Securities regulators are struggling to craft a rule that sheds light on U.S. companies that use certain African “conflict minerals” but avoids a compliance nightmare that hurts manufacturers.
The Securities and Exchange Commission is six months behind schedule in finalizing the rule that is required by last year’s Dodd-Frank financial oversight law.
The rule, which was tucked into the legislation at the last minute, will require companies to disclose whether they use tantalum, tin, gold or tungsten from the war-torn Democratic Republic of the Congo.
The agency will be holding a roundtable discussion on Tuesday to hear from companies, human rights organizations and other stakeholders. The SEC has asked for help navigating the mine field of tricky issues such as tracking conflict minerals through the supply chain and “workable” due diligence.

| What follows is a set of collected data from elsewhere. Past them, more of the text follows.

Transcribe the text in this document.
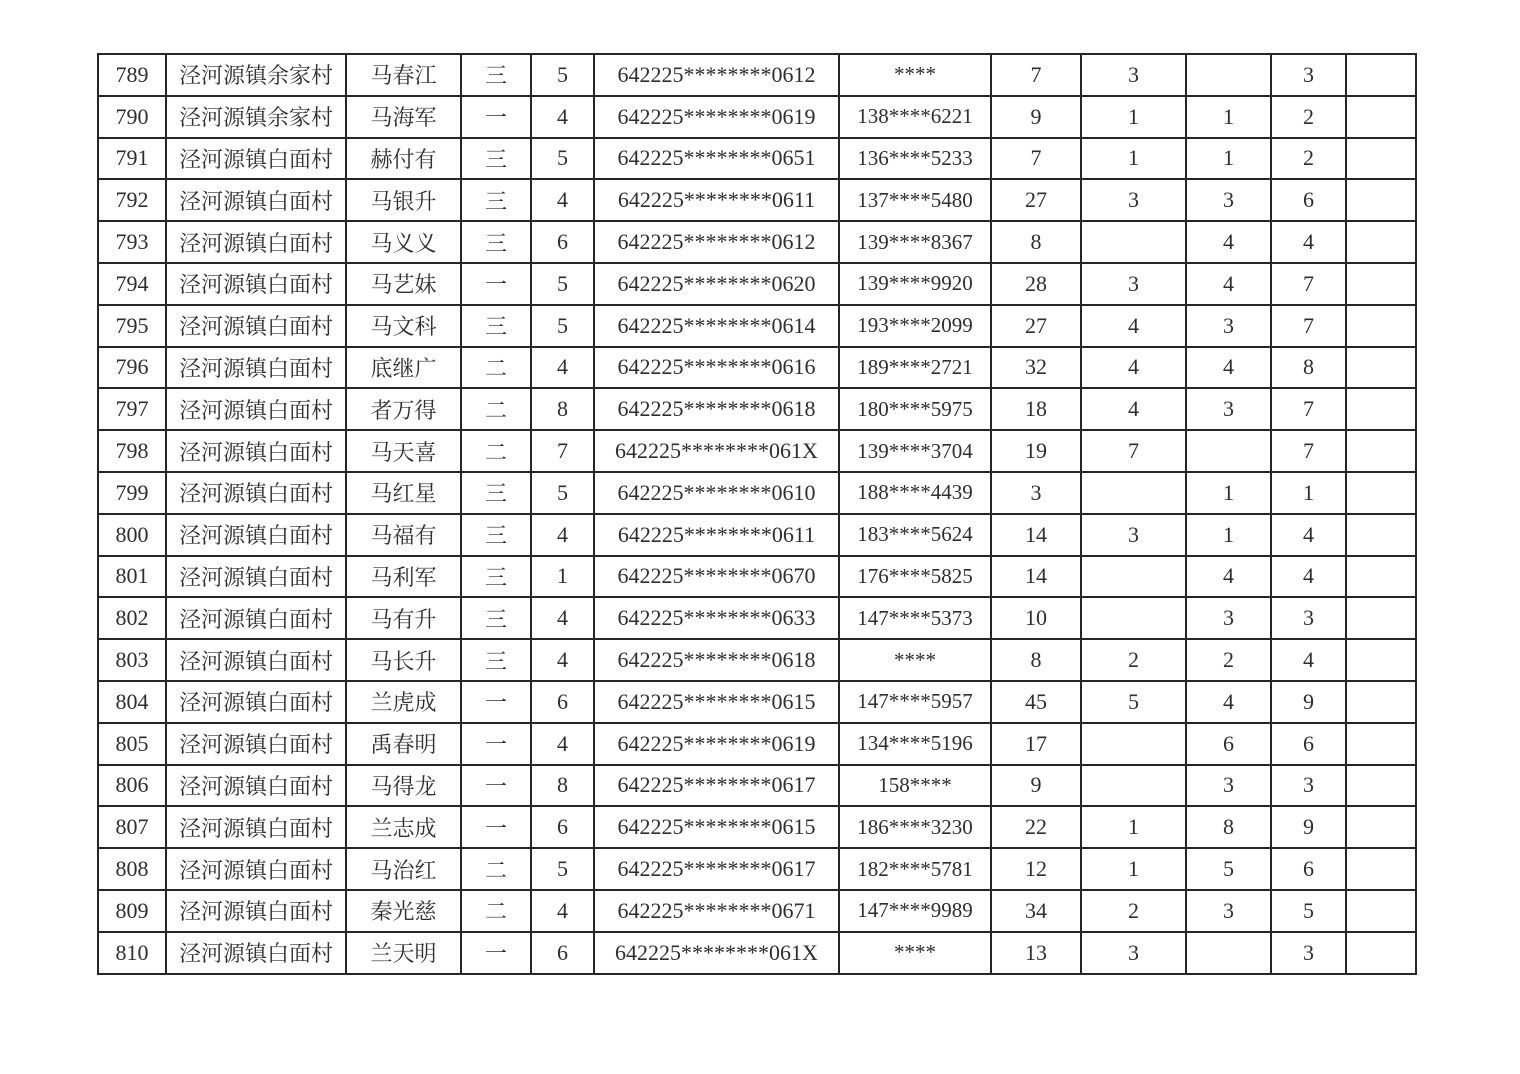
789	泾河源镇余家村	马春江	三	5	642225********0612	****	7	3		3	
790	泾河源镇余家村	马海军	一	4	642225********0619	138****6221	9	1	1	2	
791	泾河源镇白面村	赫付有	三	5	642225********0651	136****5233	7	1	1	2	
792	泾河源镇白面村	马银升	三	4	642225********0611	137****5480	27	3	3	6	
793	泾河源镇白面村	马义义	三	6	642225********0612	139****8367	8		4	4	
794	泾河源镇白面村	马艺妹	一	5	642225********0620	139****9920	28	3	4	7	
795	泾河源镇白面村	马文科	三	5	642225********0614	193****2099	27	4	3	7	
796	泾河源镇白面村	底继广	二	4	642225********0616	189****2721	32	4	4	8	
797	泾河源镇白面村	者万得	二	8	642225********0618	180****5975	18	4	3	7	
798	泾河源镇白面村	马天喜	二	7	642225********061X	139****3704	19	7		7	
799	泾河源镇白面村	马红星	三	5	642225********0610	188****4439	3		1	1	
800	泾河源镇白面村	马福有	三	4	642225********0611	183****5624	14	3	1	4	
801	泾河源镇白面村	马利军	三	1	642225********0670	176****5825	14		4	4	
802	泾河源镇白面村	马有升	三	4	642225********0633	147****5373	10		3	3	
803	泾河源镇白面村	马长升	三	4	642225********0618	****	8	2	2	4	
804	泾河源镇白面村	兰虎成	一	6	642225********0615	147****5957	45	5	4	9	
805	泾河源镇白面村	禹春明	一	4	642225********0619	134****5196	17		6	6	
806	泾河源镇白面村	马得龙	一	8	642225********0617	158****	9		3	3	
807	泾河源镇白面村	兰志成	一	6	642225********0615	186****3230	22	1	8	9	
808	泾河源镇白面村	马治红	二	5	642225********0617	182****5781	12	1	5	6	
809	泾河源镇白面村	秦光慈	二	4	642225********0671	147****9989	34	2	3	5	
810	泾河源镇白面村	兰天明	一	6	642225********061X	****	13	3		3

Corporations such as AT&T have criticized the rule as overreaching. They say it could trip up companies who contract with manufacturers and have little, if any, control or knowledge about the origins of minor amounts of minerals that end up in their products.
Fear about running afoul of the pending reporting rule has already prompted some companies such as Apple Inc and Hewlett-Packard Inc to stop sourcing from the region.
“If you go from compliance on through, this starts to set up not only nightmare scenarios, but also costly scenarios that make it difficult for companies to ensure an adequate supply of raw materials,” said Tom Quaadman, the vice president of the Chamber of Commerce’s Center for Capital Markets Competitiveness.
The SEC issued a draft proposal of the rule in December and hopes to finalize it by the end of the year, according to the agency’s website.